A quick check of her medical timepiece once more. Nurse Tina disliked tardiness. She was an on-time gal. There to do a job and not a minute too late- too soon maybe but never too late.

She turned another page of the rag spread before her on her desk.
It was going to be a busy night saving the right from wrong. The persecuted from persecution and the
do-gooders from the lazy, good-for-nothings on city streets.
A dirty job but she was up for the challenge.

Ah-Hah! Look here. Daylight robbery!
She smiled. A chance at redemption from a  life of petty theft.
She would find the fiend and make him submit. There had been a nabbing of funds from Farmer Jones' lock box placed trustingly on the honour system on his produce stand out on Mullet Road.
How could someone be so dishonest?
Why the poor farmer. Salt of the earth. Working from early morning to late at night.
Day in.
Day out.
Feeding our nation. An offence to the flag and the True North Strong and Free.
The bastard would be stopped!
Now! This very evening, if Nurse Tina has her way and her pepper spray.

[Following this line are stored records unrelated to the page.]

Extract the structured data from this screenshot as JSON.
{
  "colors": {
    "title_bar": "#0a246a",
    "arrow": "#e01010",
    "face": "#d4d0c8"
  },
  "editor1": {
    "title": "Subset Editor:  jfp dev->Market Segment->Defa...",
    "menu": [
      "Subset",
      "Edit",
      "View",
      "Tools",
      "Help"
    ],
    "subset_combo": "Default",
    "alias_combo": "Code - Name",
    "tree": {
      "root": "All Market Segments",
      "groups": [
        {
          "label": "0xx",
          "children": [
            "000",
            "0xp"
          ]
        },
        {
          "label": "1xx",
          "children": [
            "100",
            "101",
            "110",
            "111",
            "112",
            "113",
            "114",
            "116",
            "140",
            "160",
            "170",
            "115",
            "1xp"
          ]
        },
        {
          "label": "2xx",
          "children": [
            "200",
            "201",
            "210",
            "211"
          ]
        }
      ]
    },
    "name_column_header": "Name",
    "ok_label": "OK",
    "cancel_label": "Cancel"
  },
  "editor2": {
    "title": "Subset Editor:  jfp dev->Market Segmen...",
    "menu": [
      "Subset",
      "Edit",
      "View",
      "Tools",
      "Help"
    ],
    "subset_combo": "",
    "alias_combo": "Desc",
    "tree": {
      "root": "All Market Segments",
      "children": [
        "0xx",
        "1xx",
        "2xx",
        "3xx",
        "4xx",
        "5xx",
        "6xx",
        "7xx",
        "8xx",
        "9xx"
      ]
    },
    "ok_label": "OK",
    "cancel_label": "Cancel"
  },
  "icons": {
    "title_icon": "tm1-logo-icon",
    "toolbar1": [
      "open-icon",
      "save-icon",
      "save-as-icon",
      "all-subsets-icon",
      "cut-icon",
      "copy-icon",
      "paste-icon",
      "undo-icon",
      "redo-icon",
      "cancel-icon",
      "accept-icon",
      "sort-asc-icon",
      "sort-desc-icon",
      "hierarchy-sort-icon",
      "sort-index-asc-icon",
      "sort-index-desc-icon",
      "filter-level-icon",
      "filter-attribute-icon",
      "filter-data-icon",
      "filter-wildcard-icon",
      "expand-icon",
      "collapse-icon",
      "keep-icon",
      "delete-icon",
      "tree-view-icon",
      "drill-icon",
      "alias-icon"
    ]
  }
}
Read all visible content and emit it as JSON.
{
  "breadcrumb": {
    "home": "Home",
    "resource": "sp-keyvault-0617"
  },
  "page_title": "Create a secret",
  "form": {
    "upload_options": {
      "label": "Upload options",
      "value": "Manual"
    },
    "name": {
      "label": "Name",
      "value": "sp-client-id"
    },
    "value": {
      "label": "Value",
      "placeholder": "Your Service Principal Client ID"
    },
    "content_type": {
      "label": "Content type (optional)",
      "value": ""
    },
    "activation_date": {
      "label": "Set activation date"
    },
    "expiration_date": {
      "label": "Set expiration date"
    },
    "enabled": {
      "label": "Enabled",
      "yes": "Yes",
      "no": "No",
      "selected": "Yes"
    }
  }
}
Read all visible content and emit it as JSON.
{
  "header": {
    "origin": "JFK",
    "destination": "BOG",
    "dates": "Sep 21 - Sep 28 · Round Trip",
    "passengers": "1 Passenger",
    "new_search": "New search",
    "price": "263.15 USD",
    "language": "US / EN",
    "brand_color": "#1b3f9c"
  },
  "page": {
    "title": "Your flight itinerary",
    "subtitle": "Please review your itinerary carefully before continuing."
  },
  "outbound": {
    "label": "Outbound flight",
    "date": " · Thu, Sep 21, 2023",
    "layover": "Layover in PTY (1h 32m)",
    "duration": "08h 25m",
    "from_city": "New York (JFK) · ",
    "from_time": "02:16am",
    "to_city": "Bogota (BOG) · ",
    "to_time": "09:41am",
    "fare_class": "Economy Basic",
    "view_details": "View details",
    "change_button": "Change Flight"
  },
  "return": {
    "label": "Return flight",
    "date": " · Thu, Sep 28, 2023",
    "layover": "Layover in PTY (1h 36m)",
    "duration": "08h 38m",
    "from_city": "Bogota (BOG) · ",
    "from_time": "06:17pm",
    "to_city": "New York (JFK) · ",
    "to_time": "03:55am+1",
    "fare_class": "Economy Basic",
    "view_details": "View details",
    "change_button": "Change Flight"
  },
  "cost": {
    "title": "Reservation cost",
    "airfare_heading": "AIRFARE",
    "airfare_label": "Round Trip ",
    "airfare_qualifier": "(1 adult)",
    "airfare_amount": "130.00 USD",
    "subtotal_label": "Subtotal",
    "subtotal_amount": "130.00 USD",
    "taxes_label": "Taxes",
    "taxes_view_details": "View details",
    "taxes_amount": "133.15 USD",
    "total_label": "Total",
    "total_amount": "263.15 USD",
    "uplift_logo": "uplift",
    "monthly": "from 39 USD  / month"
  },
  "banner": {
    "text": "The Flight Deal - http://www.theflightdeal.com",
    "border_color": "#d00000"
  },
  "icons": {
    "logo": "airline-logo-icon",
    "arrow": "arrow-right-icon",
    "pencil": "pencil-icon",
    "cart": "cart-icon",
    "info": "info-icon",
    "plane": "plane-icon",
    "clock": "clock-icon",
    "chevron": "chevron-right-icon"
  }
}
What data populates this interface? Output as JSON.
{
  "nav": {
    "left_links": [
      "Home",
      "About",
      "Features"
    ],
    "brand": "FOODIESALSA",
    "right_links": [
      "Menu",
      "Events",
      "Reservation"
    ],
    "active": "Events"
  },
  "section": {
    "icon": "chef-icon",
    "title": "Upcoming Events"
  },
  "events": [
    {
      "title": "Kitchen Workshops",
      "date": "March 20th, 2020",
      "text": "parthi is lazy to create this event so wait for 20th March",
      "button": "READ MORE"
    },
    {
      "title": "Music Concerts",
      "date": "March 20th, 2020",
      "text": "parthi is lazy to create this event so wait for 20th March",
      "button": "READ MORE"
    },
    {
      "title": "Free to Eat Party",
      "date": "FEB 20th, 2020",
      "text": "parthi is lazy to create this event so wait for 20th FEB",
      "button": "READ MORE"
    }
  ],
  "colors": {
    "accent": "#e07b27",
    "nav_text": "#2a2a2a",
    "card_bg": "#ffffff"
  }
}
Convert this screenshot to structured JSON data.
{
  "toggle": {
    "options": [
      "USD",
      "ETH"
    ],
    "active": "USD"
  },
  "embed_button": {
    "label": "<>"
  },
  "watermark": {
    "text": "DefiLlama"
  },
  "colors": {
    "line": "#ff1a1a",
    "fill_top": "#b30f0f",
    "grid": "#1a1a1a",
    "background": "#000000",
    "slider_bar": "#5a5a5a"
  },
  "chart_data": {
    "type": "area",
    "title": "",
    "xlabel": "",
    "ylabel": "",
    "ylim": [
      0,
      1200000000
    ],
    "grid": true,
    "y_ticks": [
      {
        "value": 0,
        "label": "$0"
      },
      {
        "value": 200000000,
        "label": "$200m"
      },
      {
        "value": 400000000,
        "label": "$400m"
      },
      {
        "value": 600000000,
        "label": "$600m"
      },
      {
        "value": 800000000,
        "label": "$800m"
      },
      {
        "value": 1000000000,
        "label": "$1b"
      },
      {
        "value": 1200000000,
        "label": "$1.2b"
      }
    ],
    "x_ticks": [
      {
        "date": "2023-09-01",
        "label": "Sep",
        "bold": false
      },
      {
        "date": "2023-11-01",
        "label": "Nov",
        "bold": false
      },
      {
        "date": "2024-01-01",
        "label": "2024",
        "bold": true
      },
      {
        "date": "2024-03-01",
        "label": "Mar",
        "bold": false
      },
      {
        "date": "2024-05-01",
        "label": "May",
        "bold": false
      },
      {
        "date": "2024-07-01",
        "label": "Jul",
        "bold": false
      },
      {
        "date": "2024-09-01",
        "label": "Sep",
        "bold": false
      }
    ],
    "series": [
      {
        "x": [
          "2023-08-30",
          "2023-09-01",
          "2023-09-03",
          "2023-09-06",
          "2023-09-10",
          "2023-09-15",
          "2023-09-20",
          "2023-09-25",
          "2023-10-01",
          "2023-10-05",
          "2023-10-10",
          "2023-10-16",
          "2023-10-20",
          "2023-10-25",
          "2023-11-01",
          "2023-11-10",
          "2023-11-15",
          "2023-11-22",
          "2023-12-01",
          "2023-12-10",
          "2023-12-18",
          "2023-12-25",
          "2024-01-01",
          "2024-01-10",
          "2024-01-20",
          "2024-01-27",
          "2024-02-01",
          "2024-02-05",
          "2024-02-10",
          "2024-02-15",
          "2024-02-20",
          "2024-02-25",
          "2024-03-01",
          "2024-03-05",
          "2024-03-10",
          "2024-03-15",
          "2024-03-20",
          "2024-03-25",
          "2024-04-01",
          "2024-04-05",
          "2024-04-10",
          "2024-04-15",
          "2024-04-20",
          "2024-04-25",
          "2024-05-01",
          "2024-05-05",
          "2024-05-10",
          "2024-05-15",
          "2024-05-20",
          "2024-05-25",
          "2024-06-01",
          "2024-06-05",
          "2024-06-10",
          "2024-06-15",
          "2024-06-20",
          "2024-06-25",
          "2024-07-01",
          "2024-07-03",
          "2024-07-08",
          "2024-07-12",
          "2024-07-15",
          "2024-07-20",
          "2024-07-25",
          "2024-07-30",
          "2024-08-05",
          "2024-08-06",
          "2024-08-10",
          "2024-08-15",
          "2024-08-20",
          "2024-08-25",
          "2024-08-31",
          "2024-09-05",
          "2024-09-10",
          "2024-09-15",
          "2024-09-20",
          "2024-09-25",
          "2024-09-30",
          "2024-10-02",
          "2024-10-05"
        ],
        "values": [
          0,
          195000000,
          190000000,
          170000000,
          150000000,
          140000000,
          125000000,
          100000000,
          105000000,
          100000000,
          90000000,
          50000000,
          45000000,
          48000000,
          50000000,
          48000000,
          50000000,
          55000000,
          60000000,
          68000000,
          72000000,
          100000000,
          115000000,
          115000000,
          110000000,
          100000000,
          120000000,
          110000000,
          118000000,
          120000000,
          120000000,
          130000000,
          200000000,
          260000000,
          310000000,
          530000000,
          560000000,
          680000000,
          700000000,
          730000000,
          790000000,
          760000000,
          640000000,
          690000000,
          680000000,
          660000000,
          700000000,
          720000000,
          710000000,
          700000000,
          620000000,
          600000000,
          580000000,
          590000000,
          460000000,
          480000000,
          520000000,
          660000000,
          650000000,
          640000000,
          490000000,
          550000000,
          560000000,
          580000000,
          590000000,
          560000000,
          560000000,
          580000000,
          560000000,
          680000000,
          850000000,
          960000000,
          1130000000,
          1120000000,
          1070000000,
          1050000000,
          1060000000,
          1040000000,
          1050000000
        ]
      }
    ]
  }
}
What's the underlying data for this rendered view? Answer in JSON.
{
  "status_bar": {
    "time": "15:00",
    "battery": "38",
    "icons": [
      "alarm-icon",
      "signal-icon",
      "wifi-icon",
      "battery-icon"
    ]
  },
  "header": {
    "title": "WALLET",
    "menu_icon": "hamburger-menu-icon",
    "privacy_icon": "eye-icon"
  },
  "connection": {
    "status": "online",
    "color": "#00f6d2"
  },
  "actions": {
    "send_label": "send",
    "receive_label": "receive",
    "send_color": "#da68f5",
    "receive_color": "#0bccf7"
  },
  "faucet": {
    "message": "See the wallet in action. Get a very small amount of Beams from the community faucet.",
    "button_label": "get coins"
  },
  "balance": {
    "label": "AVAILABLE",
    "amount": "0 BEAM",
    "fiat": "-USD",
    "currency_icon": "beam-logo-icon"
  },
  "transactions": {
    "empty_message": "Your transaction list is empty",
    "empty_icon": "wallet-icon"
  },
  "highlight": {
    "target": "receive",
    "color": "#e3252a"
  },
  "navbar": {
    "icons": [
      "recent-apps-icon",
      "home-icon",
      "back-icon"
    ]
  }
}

Again, one more quick peek of Nurse Tina's timepiece dangling reverently from her enlarged bosom.
Almost time for her dark rounds.
An Angel of Mercy- and more, in the night.
A simple cape flung over her shoulders. Her nurses bag at the ready by her side- fully stocked with the tools of her trade.
The low-life should quake with fear knowing Nurse Tina was patrolling her city.
Making it safe.
Making it healthy.
Her prescription?
Do right by one's fellow man- or woman, means a better world.
A safer, healthier world.
A world kept in check by Nurse Tina.

She gently folded her newspaper, then grabbing a moist towelette from the middle drawer of her antique desk, she wiped her hands clean from the filth of the low life, sidewalk-licking humans that populated her city.
Tonight she would scour her beloved city clean.

She had the tools.
She had the power.
She had the smile and intestinal fortitude- if she just takes the proper bathroom breaks, her intestines would be good.
It was all good.
For she was "Nurse Tina"!

She clicked off the copper-coloured gooseneck lamp centred on the soiled blotter covering the desk's top. Grabbing her keys from the Portmeirion bowl next to the yellowed, fax machine- sitting strangely quiet since 2006, she strode purposely across her office floor to the door.
She turned the doorknob to the right.
The door clicked open. It groaned and squealed.
She made a mental note.
Bring the WD40 from home and her stethoscope. She had left the priceless piece of nursing equipment on the hall table, next to the empty, extra large Tim Hortons take out cup that had held her morning coffee
Damn.
She would have to recycle it before retiring once she arrived home.

Then, taking one last confident look over her shoulder towards her desk and a hopeful glance at the lonesome, quiet fax, Nurse Tina slipped into the night to do good and right the wrongs of a sick world that would soon melt like fine German chocolate under healing charms.